# Color Temp. for plants & Wattage



## hsteve (Jul 9, 2005)

I've been doing a lot of research on lighting for planted tanks, but I keep hitting a brick wall when it comes to Color temp. I'm in the process of setting up my first planted tank, and am leaning towards a coralife lunar fixture. I know I'll have to replace the 10,000K & actinic bulbs w/ either 6700K or 5000K bulbs; any comments on your experience with either would help. 
I also was wondering about the wattage for my tank. I understand that more is better w/ plants, but will 3-4wpg be too much for my first tank? I'd like to establish this tank slower and not be overwhelmed by algae the first month the tank is set up...


----------



## MatPat (Mar 22, 2004)

Color temp of the lights is really a personal preferance in my opinion. Anything in the 5000K to 10,000K range will work for plants. I think substrate color aslo has a lot to do with how the light "looks" in your tank. 6700K lights in my Eco Complete tanks looks too green for my taste but the same lights in my SAPS/Flourite tank looks nice. I would stay with the 10,000K lamps that come with the fixture and maybe add some 6700-9325K lamps with them. Again, just a personal preference.

As far as wpg more is not always better. I would stick with 2wpg when starting out. This will grow most fast growing starter type plants just fine. They will grow slower, with lower light, but so will the algae  The slower growth that lower light provides will give you more wiggle room when starting out. Fertilizer and CO2 usage is less and the plants tend to show deficiencies at a much lesser rate. You can always increase the light (and CO2 and fertilizers) later should you decide on a higher light tank.


----------



## Dino Copella (Jul 11, 2005)

Stick with the 10000K's for a crisper, whiter hue that plants will appreciate. I'd gravitate towards something between 6700 and 10000, find a combination that suits your aesthetic disposition.

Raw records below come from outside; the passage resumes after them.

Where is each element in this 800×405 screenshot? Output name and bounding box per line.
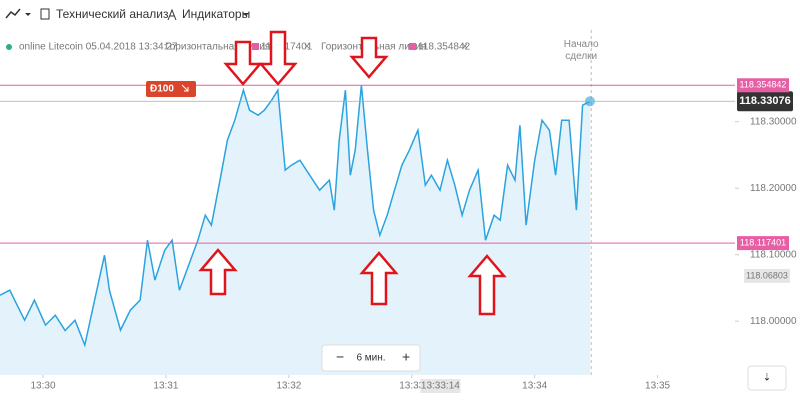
y-tick-label: 118.00000	[750, 316, 797, 327]
scroll-button[interactable]	[747, 365, 787, 391]
annotation-arrow	[349, 36, 389, 79]
hline-label: 118.354842	[740, 80, 787, 90]
x-tick-label: 13:35	[645, 381, 670, 392]
zoom-out[interactable]: −	[336, 349, 344, 365]
remove-button[interactable]: ×	[304, 42, 310, 53]
x-tick-label: 13:32	[276, 381, 301, 392]
plot: Начало сделки 118.33076 118.117401 118.35484…	[0, 30, 797, 393]
annotation-arrow	[223, 40, 263, 86]
dropdown-caret[interactable]	[243, 13, 249, 16]
annotation-arrow	[258, 30, 298, 86]
x-tick-label: 13:31	[153, 381, 178, 392]
indicators-icon[interactable]	[167, 8, 177, 21]
deal-start-label: Начало сделки	[564, 39, 599, 62]
cursor-time-box	[420, 379, 461, 393]
status-dot	[6, 44, 12, 50]
analysis-icon[interactable]	[40, 8, 50, 20]
position-amount: Ð100	[150, 84, 174, 95]
position-badge[interactable]	[146, 81, 196, 97]
current-price-box	[737, 91, 793, 112]
price-marker-box	[744, 268, 790, 283]
price-marker-label: 118.06803	[746, 270, 788, 280]
x-tick-label: 13:30	[31, 381, 56, 392]
indicators-button[interactable]: Индикаторы	[182, 7, 250, 21]
zoom-control	[321, 344, 421, 372]
hline-legend-value: 118.354842	[418, 42, 471, 53]
direction-icon	[181, 84, 189, 92]
annotation-arrows	[198, 30, 507, 316]
asset-legend: online Litecoin 05.04.2018 13:34:27	[19, 42, 178, 53]
remove-button[interactable]: ×	[462, 42, 468, 53]
dropdown-caret[interactable]	[25, 13, 31, 16]
chart-type-icon[interactable]	[5, 8, 21, 19]
hline-legend-value: 118.117401	[261, 42, 313, 53]
hline-label: 118.117401	[740, 237, 786, 247]
y-tick-label: 118.30000	[750, 116, 797, 127]
hline-label-box	[737, 236, 789, 251]
annotation-arrow	[467, 254, 507, 316]
hline-swatch	[409, 43, 416, 50]
cursor-time-label: 13:33:14	[421, 381, 460, 392]
annotation-arrow	[359, 251, 399, 306]
hline-legend: Горизонтальная линия	[165, 42, 270, 53]
hline-swatch	[252, 43, 259, 50]
y-tick-label: 118.10000	[750, 249, 797, 260]
x-tick-label: 13:33	[399, 381, 424, 392]
current-price-label: 118.33076	[739, 95, 790, 107]
scroll-icon: ⇣	[763, 373, 771, 384]
zoom-interval: 6 мин.	[356, 353, 385, 364]
analysis-button[interactable]: Технический анализ	[56, 7, 169, 21]
y-tick-label: 118.20000	[750, 183, 797, 194]
price-line	[0, 85, 591, 348]
zoom-in[interactable]: +	[402, 349, 410, 365]
x-tick-label: 13:34	[522, 381, 547, 392]
area-fill	[0, 85, 590, 375]
hline-label-box	[737, 78, 789, 93]
annotation-arrow	[198, 248, 238, 296]
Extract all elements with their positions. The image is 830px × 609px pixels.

If you're getting a Coralife Lunar fixture, why not plunk down the same amount of money and purchase their Aqualight Freshwater fixture? Same body, different bulbs that are more suited towards plant growing ranges.


----------



## hsteve (Jul 9, 2005)

I thought about that, but I'd like the lunar lights that aren't supplied with the freshwater model.


----------



## Left C (Jun 14, 2005)

Coralife just came out with a new 50/50 CF bulb. It's a Colormax/6700K for planted/freshwater tanks in 65w straight pin and square pin and a 96w in square pin. You can see them at www.esuweb.com and www.bigalsonline.com has them for sale.
I like the black frame of the Lunar Aqualights vs. the gold frames of the freshwater and saltwater Aqualight.


----------